Tussle brings <I>Kling Klang</I> to Big Sur.

A Big Bang: Different Direction: Tussle, who made a name for themselves with innovative dance music, continue to experiment with sound successfully.

“How would you describe the sound of Tussle?” I ask Alex Georgopoulos, the band’s bassist and one of its two percussionists. “How would you describe us?” he counters, turning the tables.

“Um,” I say after 30 seconds of silence. “I would say that you guys have a stripped down drum and bass sound, but that you also do a New Wave thing. You have a lot of different sounds, but most of the time you are very danceable.”

“Yes, I think that’s right,” Georgopoulos says, making me proud of my analysis. “We don’t want to be put in any place. We feel trapped when people define us in a specific way.”

Georgopoulos says the San Francisco band formed back in 2002, when the group members noticed that people were no longer dancing at parties, except to DJs. As a reaction against the lack of danceable bands, the four Mission District residents started playing together after getting high.

“We didn’t start with the intention of forming a band,” Georgopoulos says. “We were just having fun.”

But after a highly successful first gig at an art opening in an Ethiopian restaurant and other shows in the Bay Area, the group recorded their debut album, 2004’s Kling Klang. Georgopoulos says that the tunes came about from an organic songwriting process.

“All of the songs originate by improvising or jamming,” he says.

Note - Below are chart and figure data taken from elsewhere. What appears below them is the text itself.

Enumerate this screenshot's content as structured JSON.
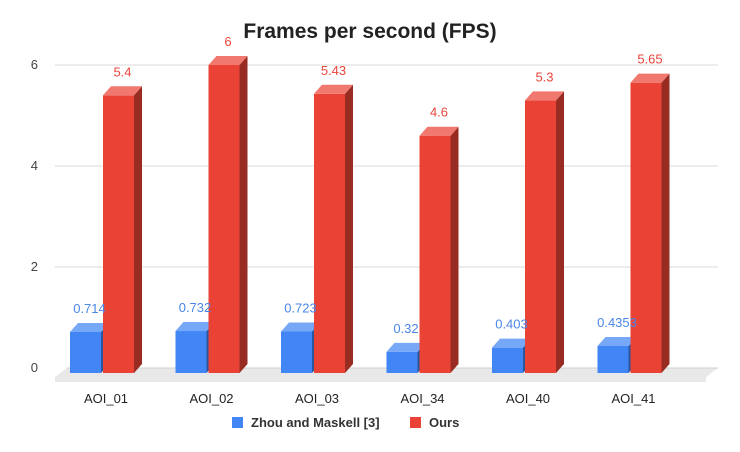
{
  "chart_data": {
    "type": "bar",
    "title": "Frames per second (FPS)",
    "xlabel": "",
    "ylabel": "",
    "ylim": [
      0,
      6
    ],
    "yticks": [
      "0",
      "2",
      "4",
      "6"
    ],
    "grid": true,
    "legend_position": "bottom",
    "categories": [
      "AOI_01",
      "AOI_02",
      "AOI_03",
      "AOI_34",
      "AOI_40",
      "AOI_41"
    ],
    "series": [
      {
        "name": "Zhou and Maskell [3]",
        "values": [
          0.714,
          0.732,
          0.723,
          0.32,
          0.403,
          0.4353
        ],
        "labels": [
          "0.714",
          "0.732",
          "0.723",
          "0.32",
          "0.403",
          "0.4353"
        ],
        "color": "#4285f4",
        "label_color": "#4a86e8"
      },
      {
        "name": "Ours",
        "values": [
          5.4,
          6,
          5.43,
          4.6,
          5.3,
          5.65
        ],
        "labels": [
          "5.4",
          "6",
          "5.43",
          "4.6",
          "5.3",
          "5.65"
        ],
        "color": "#ea4335",
        "label_color": "#e8453c"
      }
    ]
  }
}
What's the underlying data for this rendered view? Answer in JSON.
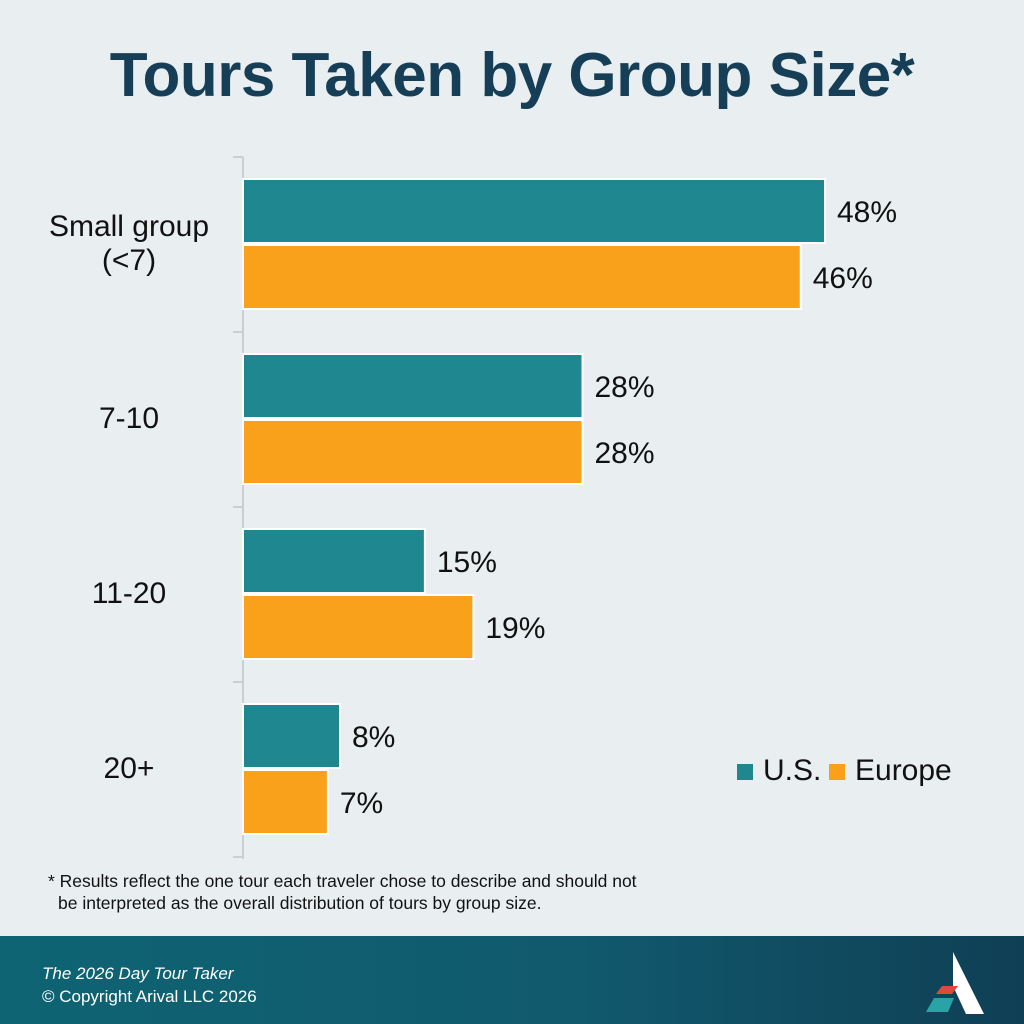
{
  "title": "Tours Taken by Group Size*",
  "footnote": {
    "line1": "* Results reflect the one tour each traveler chose to describe and should not",
    "line2": "be interpreted as the overall distribution of tours by group size."
  },
  "footer": {
    "publication": "The 2026  Day Tour Taker",
    "copyright": "© Copyright Arival LLC 2026",
    "logo_icon": "arival-logo-icon"
  },
  "colors": {
    "title": "#163f57",
    "us": "#1f8790",
    "europe": "#f9a11b",
    "background": "#e9eef1"
  },
  "chart_data": {
    "type": "bar",
    "orientation": "horizontal",
    "categories": [
      [
        "Small group",
        "(<7)"
      ],
      [
        "7-10"
      ],
      [
        "11-20"
      ],
      [
        "20+"
      ]
    ],
    "series": [
      {
        "name": "U.S.",
        "values": [
          48,
          28,
          15,
          8
        ],
        "labels": [
          "48%",
          "28%",
          "15%",
          "8%"
        ],
        "color": "#1f8790"
      },
      {
        "name": "Europe",
        "values": [
          46,
          28,
          19,
          7
        ],
        "labels": [
          "46%",
          "28%",
          "19%",
          "7%"
        ],
        "color": "#f9a11b"
      }
    ],
    "unit": "%",
    "xlim": [
      0,
      50
    ],
    "legend": "bottom-right",
    "grid": false
  }
}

Since the release of Kling Klang, the band has received a pile of accolades in publications from Playboy to the ultra-hip music Web site Pitchfork Media. The band even made DJ culture magazine URB’s “Next 100” list.

Georgopoulos says the group is now in the final mixing stages for an as-of-yet-untitled sophomore CD due out this spring. The bassist says the album finds the band moving into two divergent directions. Songs like “Warning Sign” are dance songs with throbbing beats reminiscent of the New Order hit “Blue Monday,” while more experimental pieces, including “Interlude 4,” sound like part of a score to an edgy sci-fi movie.

The band’s experimental moments are partially spurred by its unorthodox lineup. The quartet features Georgopoulos, electronics/effects man Nathan Burazer, drummer Big Warren and percussionist Jonathon Holland. In addition to playing two drum sets onstage, Holland also makes music by striking welded metal, bells and plastic buckets.

“He plays sound sculptures,” Georgopoulos says.

Besides Tussle, each of the bandmembers has other ongoing music projects. Burazer has gotten some help from Holland for an electronic music act titled Huts, while Warren plays with a wide array of artists from alt country crooner Paula Frazer to Damo Suzuki of the legendary electronic group Can. Georgopoulos also moonlights with a psychedelic folk band titled The Alps and a trio called A Tension.